It has become a truism that the British Touring Car Championship was never finer than during the 1990s Super Touring era. But the buzz around the start of this year suggests that Britain’s premier race series is actually better now than it ever has been.
In March, thousands of fans from all around the country skipped work to get their first glimpse at this year’s cars and drivers, and packed out Brands Hatch’s pitlane for an impromptu autograph session during the championship’s pre-season test day.

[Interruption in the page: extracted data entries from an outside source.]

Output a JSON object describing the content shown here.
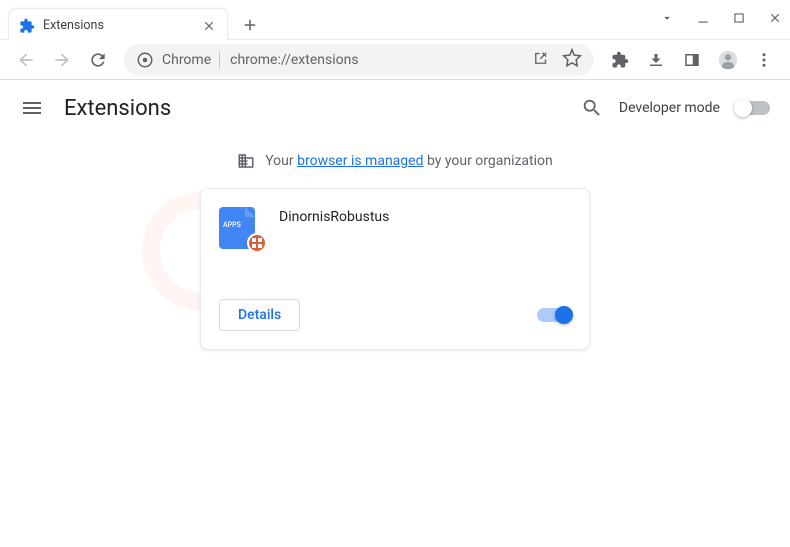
{
  "window": {
    "tab_title": "Extensions",
    "url": "chrome://extensions",
    "secure_label": "Chrome"
  },
  "header": {
    "title": "Extensions",
    "dev_mode_label": "Developer mode"
  },
  "notice": {
    "prefix": "Your ",
    "link": "browser is managed",
    "suffix": " by your organization"
  },
  "extension": {
    "name": "DinornisRobustus",
    "icon_text": "APPS",
    "details_label": "Details",
    "enabled": true
  }
}
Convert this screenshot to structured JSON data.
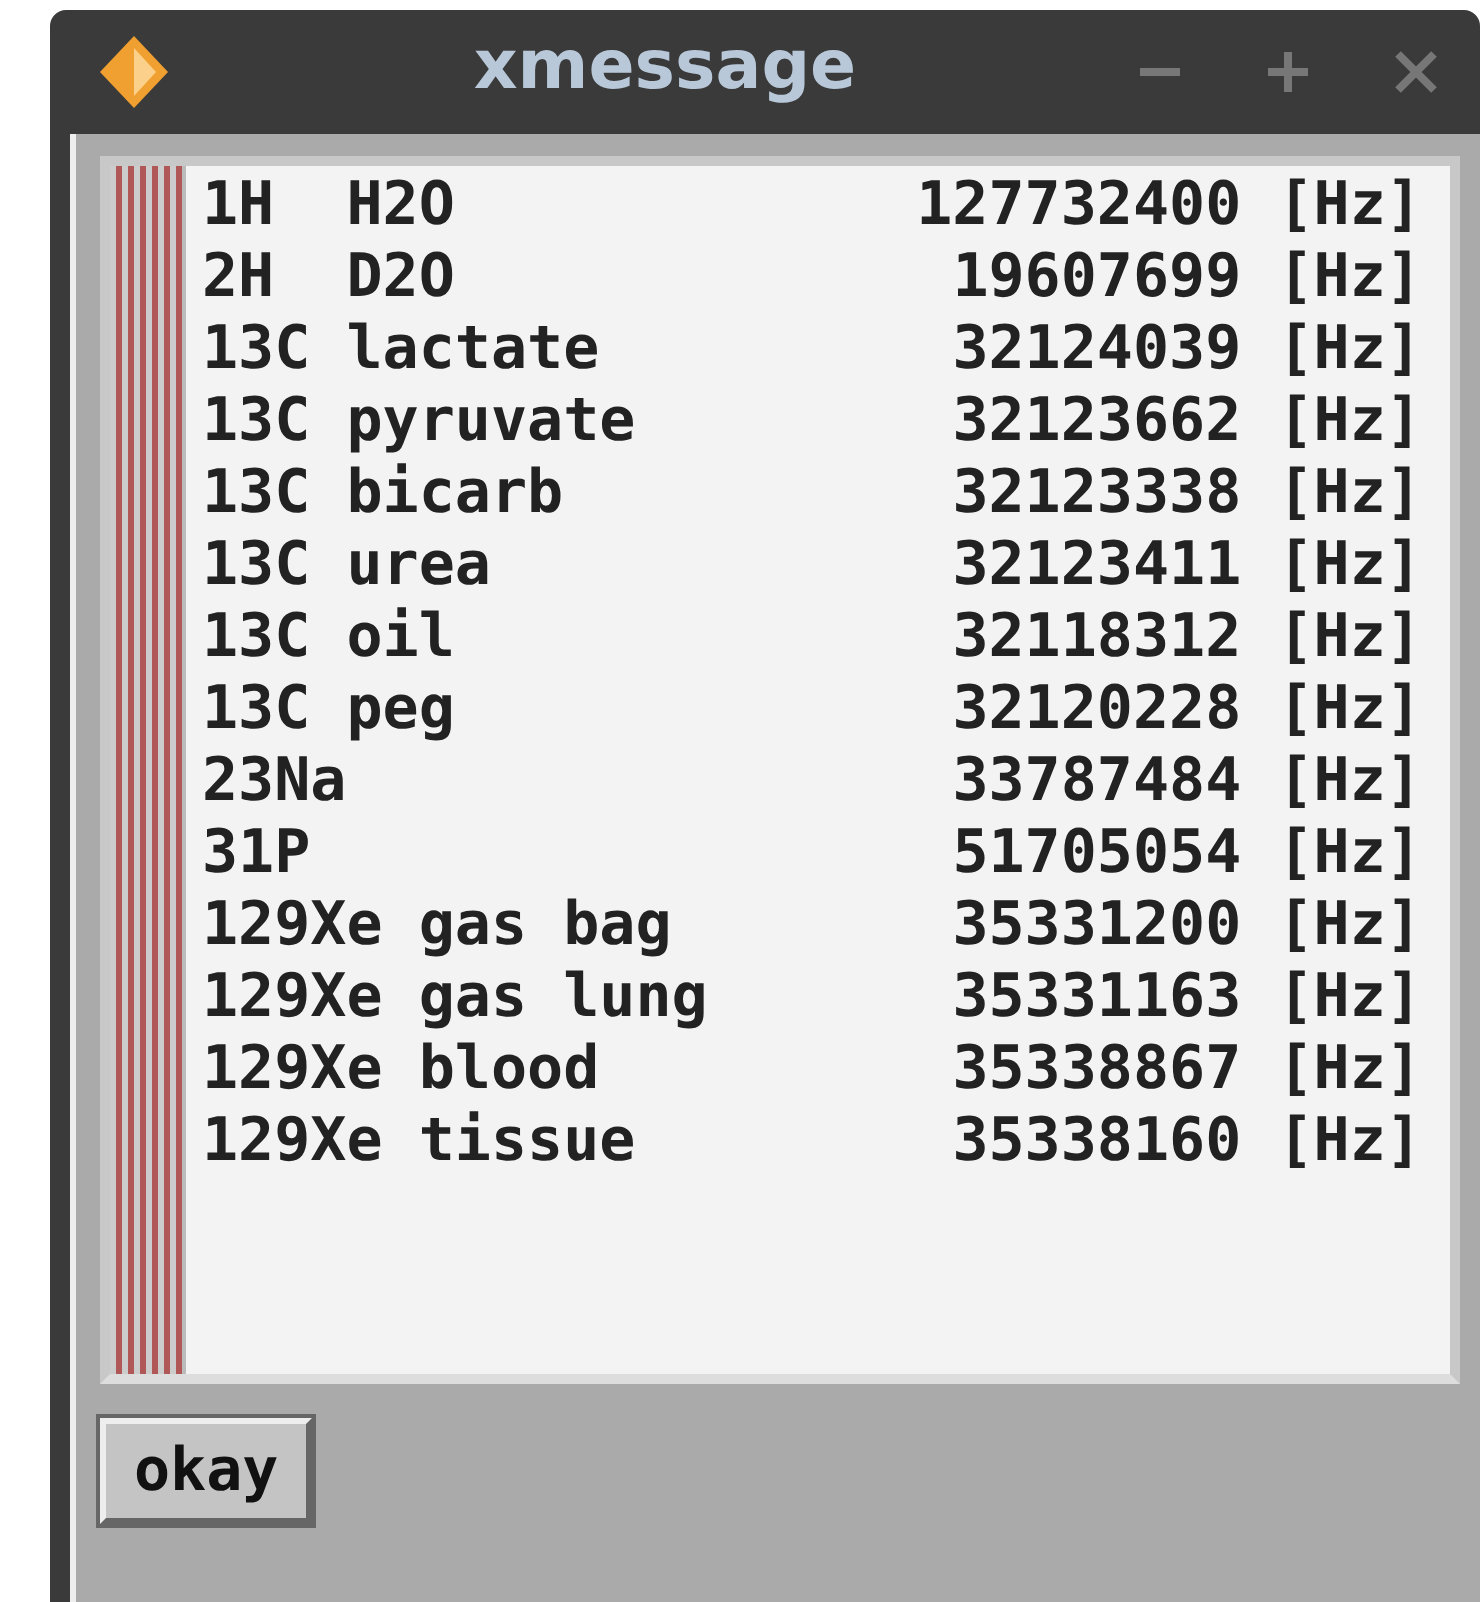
{
  "window": {
    "title": "xmessage"
  },
  "lines": [
    {
      "label": "1H  H2O",
      "value": "127732400 [Hz]"
    },
    {
      "label": "2H  D2O",
      "value": "19607699 [Hz]"
    },
    {
      "label": "13C lactate",
      "value": "32124039 [Hz]"
    },
    {
      "label": "13C pyruvate",
      "value": "32123662 [Hz]"
    },
    {
      "label": "13C bicarb",
      "value": "32123338 [Hz]"
    },
    {
      "label": "13C urea",
      "value": "32123411 [Hz]"
    },
    {
      "label": "13C oil",
      "value": "32118312 [Hz]"
    },
    {
      "label": "13C peg",
      "value": "32120228 [Hz]"
    },
    {
      "label": "23Na",
      "value": "33787484 [Hz]"
    },
    {
      "label": "31P",
      "value": "51705054 [Hz]"
    },
    {
      "label": "129Xe gas bag",
      "value": "35331200 [Hz]"
    },
    {
      "label": "129Xe gas lung",
      "value": "35331163 [Hz]"
    },
    {
      "label": "129Xe blood",
      "value": "35338867 [Hz]"
    },
    {
      "label": "129Xe tissue",
      "value": "35338160 [Hz]"
    }
  ],
  "buttons": [
    "okay"
  ]
}
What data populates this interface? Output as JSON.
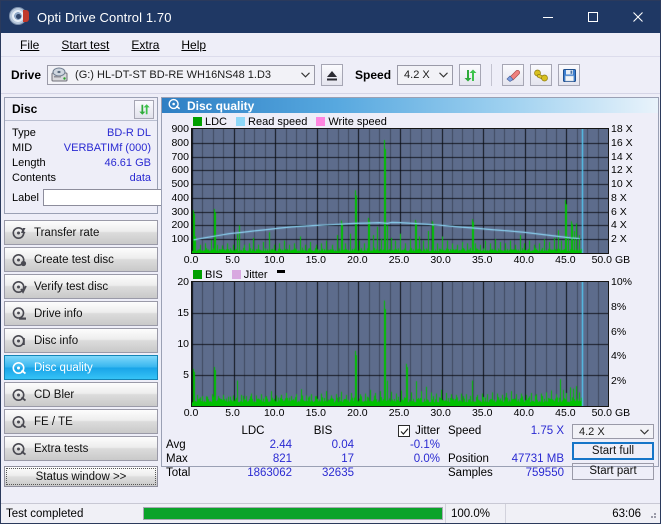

One of the reasons for the excitement is that there is a lot that is new about this season. Toyota is back as a manufacturer team for the first time since 1995, with the hugely popular Tom Ingram handling the new Corolla. Reigning champion squad Team BMW – operated by Dick Bennetts’ WSR concern – brought the iconic 3-series back despite having only received the bodyshells for the three cars just before Christmas. There’s a brand new team in the form of Excelr8 – running the two MG6 GTs – and also a smattering of star names in the form of ex-F1 driver Mark Blundell and Nicolas Hamilton – whose five-time world champion brother even turned up to watch the season-opener and seemed suitably impressed with what he saw.
The opening races at Brands Hatch produced three different winners from as many different teams and two marques, and the complete absence of a safety car period across the three races – held in tricky conditions – shows the BTCC is shaking off its ‘bumper car’ reputation.
Okay, so the drivers might not yet be earning the reported £700,000 salary that Nissan’s Laurent Aïello was paid during the Super Touring era, but with all the races being live on free-to-air TV – those big-money days may yet return. It appears other forms of motor sport could learn a fair bit from the BTCC.